Assertiveness is an essential component of good communication in all aspects of our lives, personal and professional. Yet, it is often a poorly understood concept. Many people would like to be more assertive, but are not sure how to go about it. Sometimes aggression is confused with assertiveness. Aggression is always totally unhelpful in communication and is not assertive. Passivity is the opposite of aggression and is also not assertive.
Sometimes people fear that if they are assertive they`ll come across too strong and others won`t appreciate it. This is not helped by some definitions of assertiveness whereby the word ` forceful` is sometimes used to describe it and people may not want to be forceful. There is no need to be forceful when being assertive.
Mutuality is the bedrock of assertiveness. It is different to equality in that it acknowledges the presence of `self` and `other` in all communication, irrespective of any power differentials that may exist. Mutuality affords us choices in our communications – either we choose to deal with something or to let it go. In order to optimise communication, both parties need to be assertive. However, even if only one person is assertive, the communication will be better than if neither is.

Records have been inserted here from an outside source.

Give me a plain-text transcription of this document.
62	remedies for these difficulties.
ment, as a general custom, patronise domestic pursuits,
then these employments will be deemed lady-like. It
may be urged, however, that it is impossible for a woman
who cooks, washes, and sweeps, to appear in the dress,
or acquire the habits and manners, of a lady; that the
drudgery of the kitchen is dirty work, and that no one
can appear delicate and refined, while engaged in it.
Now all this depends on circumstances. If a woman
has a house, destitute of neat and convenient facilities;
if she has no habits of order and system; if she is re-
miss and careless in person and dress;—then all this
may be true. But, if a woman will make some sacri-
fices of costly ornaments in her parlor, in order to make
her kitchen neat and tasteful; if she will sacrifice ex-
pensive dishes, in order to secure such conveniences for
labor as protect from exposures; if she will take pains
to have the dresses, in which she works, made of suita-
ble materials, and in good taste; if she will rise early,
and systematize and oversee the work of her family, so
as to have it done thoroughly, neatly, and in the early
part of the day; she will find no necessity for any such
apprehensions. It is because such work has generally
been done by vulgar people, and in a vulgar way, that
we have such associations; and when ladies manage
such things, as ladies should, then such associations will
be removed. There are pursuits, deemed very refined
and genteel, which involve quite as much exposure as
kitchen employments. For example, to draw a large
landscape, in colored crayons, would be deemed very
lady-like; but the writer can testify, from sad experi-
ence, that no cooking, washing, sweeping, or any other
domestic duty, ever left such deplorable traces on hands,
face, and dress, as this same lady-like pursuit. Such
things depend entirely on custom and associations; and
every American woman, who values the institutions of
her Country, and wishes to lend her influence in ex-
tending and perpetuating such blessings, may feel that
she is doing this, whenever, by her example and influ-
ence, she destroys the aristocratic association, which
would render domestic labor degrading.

The key ingredients of mutuality are Dignity and Respect for `self` and `other`. Dignity is of course a human right whereas respect is a choice. Assertiveness requires both dignity and respect for `self` and `other` to be present. Often respect for `self` is missing when people are struggling to be assertive. Bodylanguage, including good eye contact and calm tone of voice, timing and place are also factors in assertive communication.
Sometimes even though we`ve assertively chosen to let something go, it continues to bother us. When this happens it`s probably better to respectfully voice our concerns, factoring in all of the above. This is known as having a `Difficult Conversation`. It has three parts FACT, FEEL, Want/Would Like as an outcome. It is important to implement these sequentially.
It is necessary to know at the outset what the desired outcome of this communication is, bearing in mind that we don`t always get what we want and we have no control over `other`. However, if we communicate our wishes assertively and do not get the desired outcome, we will feel better knowing that we have done our best to communicate our wishes assertively.
The first step is to lay out the facts as we see them, knowing that facts are often disputed. The other person may have an entirely different version of the facts. This is where communication often gets derailed as it just goes around and around, back and forth. It is important to remain calm at this stage.
The second step is to convey how you feel about it. It is essential here to use the word “I”. If you say “You” or “It” here, the other person will feel attacked and become defensive.
The third step is to convey what you would like as an outcome. It takes a bit of practice, but is worth it.